アーク長は短めに保つことが重要です。アーク長が長くなると大気中の水素が混入しやすくなり、低水素系を使う意味が薄れます。棒径と同程度(3〜4mm)を目安にし、ショートアーク技術を意識してください。


棒の角度も見落とされがちな要素です。一般的には進行方向に対して70〜80°の前進角または後退角が推奨されますが、スラグ巻き込みが発生する場合は棒角度の見直しで改善できることが多いです。


これは使えそうです。電流・アーク長・棒角度の3点を同時に見直すことで、品質が一段上がります。


神戸製鋼溶接教育センター(低水素系溶接棒の操作技術・実務解説資料の参照先)


低水素系溶接棒でよく起きる欠陥と現場での防止策

低水素系溶接棒を正しく管理・操作しても、欠陥が発生するケースがゼロではありません。発生しやすい欠陥のパターンとその原因・対策を整理します。

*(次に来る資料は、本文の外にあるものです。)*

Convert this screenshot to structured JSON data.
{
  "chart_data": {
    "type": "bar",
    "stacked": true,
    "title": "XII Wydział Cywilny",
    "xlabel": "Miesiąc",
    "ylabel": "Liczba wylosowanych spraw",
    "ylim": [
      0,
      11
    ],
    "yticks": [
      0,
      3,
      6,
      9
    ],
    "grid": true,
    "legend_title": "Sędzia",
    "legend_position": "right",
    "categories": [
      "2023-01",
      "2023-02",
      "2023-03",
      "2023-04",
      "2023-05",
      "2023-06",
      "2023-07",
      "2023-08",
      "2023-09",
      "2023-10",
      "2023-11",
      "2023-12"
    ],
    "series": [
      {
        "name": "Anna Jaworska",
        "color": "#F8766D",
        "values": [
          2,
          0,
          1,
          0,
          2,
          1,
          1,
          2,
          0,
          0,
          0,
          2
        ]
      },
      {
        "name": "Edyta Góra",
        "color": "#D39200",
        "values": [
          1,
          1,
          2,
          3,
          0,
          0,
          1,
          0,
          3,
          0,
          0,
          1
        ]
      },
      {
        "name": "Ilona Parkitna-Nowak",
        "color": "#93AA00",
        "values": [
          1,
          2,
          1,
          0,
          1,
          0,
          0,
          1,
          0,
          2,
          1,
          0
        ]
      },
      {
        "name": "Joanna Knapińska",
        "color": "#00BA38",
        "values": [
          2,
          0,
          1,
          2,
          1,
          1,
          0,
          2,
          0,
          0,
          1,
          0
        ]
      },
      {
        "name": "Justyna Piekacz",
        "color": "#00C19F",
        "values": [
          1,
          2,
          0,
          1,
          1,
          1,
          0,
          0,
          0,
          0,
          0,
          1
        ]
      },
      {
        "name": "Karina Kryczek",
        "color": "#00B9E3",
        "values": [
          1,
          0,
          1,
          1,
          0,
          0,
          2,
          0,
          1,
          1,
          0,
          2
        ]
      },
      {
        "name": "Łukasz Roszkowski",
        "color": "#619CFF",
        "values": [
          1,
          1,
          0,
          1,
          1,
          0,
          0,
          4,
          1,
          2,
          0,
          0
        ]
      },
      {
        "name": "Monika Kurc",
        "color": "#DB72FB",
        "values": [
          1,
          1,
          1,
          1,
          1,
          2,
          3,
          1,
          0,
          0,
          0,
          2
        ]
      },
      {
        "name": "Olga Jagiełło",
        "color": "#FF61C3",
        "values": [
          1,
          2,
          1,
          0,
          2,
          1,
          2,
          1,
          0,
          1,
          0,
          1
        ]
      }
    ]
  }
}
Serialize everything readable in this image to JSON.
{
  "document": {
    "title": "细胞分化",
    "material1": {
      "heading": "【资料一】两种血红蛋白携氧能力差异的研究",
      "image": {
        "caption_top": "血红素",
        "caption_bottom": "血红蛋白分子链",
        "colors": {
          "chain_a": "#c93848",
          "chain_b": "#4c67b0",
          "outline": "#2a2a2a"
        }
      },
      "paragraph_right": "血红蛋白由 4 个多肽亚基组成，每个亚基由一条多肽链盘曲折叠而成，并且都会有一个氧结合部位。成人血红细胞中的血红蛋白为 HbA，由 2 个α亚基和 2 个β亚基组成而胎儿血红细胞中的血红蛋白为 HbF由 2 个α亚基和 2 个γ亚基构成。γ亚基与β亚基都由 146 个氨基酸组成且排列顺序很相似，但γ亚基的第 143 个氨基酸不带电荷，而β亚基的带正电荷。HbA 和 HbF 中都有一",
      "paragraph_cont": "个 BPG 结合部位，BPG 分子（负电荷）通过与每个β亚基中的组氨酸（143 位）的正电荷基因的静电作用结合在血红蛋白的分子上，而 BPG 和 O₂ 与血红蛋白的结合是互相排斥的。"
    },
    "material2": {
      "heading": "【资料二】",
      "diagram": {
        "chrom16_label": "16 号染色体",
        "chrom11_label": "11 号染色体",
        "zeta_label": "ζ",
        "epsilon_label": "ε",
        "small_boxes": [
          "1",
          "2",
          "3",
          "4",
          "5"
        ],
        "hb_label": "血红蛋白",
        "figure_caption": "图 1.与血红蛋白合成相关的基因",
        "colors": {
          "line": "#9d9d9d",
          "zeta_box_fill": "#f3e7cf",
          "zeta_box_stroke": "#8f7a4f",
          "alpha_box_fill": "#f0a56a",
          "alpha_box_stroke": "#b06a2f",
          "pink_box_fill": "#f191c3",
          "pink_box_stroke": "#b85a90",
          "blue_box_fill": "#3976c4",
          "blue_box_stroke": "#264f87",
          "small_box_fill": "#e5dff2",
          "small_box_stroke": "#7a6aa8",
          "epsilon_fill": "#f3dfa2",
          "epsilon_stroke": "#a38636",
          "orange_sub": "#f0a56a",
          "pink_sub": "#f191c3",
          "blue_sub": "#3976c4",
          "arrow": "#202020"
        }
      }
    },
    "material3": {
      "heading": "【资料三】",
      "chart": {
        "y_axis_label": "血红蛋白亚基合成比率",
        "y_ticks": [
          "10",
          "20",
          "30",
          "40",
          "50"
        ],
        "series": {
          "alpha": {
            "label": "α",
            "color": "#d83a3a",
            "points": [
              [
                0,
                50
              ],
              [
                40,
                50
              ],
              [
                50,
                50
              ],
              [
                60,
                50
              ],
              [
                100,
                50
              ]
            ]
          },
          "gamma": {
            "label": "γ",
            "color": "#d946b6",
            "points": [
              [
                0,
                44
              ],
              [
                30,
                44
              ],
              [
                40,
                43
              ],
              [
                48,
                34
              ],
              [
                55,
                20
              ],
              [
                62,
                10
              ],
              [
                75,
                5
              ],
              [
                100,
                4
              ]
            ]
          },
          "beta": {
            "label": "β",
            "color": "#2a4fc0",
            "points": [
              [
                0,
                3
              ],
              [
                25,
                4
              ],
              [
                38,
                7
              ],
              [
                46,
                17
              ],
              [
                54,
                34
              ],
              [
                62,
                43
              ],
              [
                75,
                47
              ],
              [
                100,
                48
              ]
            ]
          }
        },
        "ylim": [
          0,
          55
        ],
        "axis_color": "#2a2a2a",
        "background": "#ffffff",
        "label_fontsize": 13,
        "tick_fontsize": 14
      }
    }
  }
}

まず最も警戒すべきは遅れ割れ(水素割れ)です。これは溶接完了後12〜48時間経過してから割れが進展する現象で、外観検査だけでは見逃します。発生条件は「水素量・残留応力・硬化組織」の3つが重なった場合であり、乾燥不足の低水素系溶接棒+高拘束継手+予熱なしという組み合わせが最も危険です。


  • 🔍 遅れ割れの防止策:使用前乾燥の徹底+板厚・Ceqに応じた予熱(最低でも50〜100℃)+溶接後の後熱(約250℃・1〜2時間)の組み合わせ。
  • 💡 ブローホールの防止策:開先・母材表面の水分・油分・さびを徹底除去。グラインダーやワイヤブラシでの下地処理を省かない。
  • 📐 スラグ巻き込み防止策多層溶接時には各パス間でスラグを完全除去する。スラグが残ったまま次層を盛るのは厳禁。


見落とされがちな欠陥としてルート割れがあります。初層ビードが細すぎると急冷されやすく、初層への水素集中と相まって割れが発生します。初層ビードは十分なサイズを確保することが原則です。


溶接後の検査体制も欠陥対策の一部です。重要構造物では溶接後24時間以上経過してからの磁粉探傷(MT)や超音波探傷(UT)が施工管理基準で求められることがあります。乾燥管理に注意すれば大丈夫です。ただし、それだけでなく検査工程のスケジューリングまで含めてトータルで管理することが現場品質の確保につながります。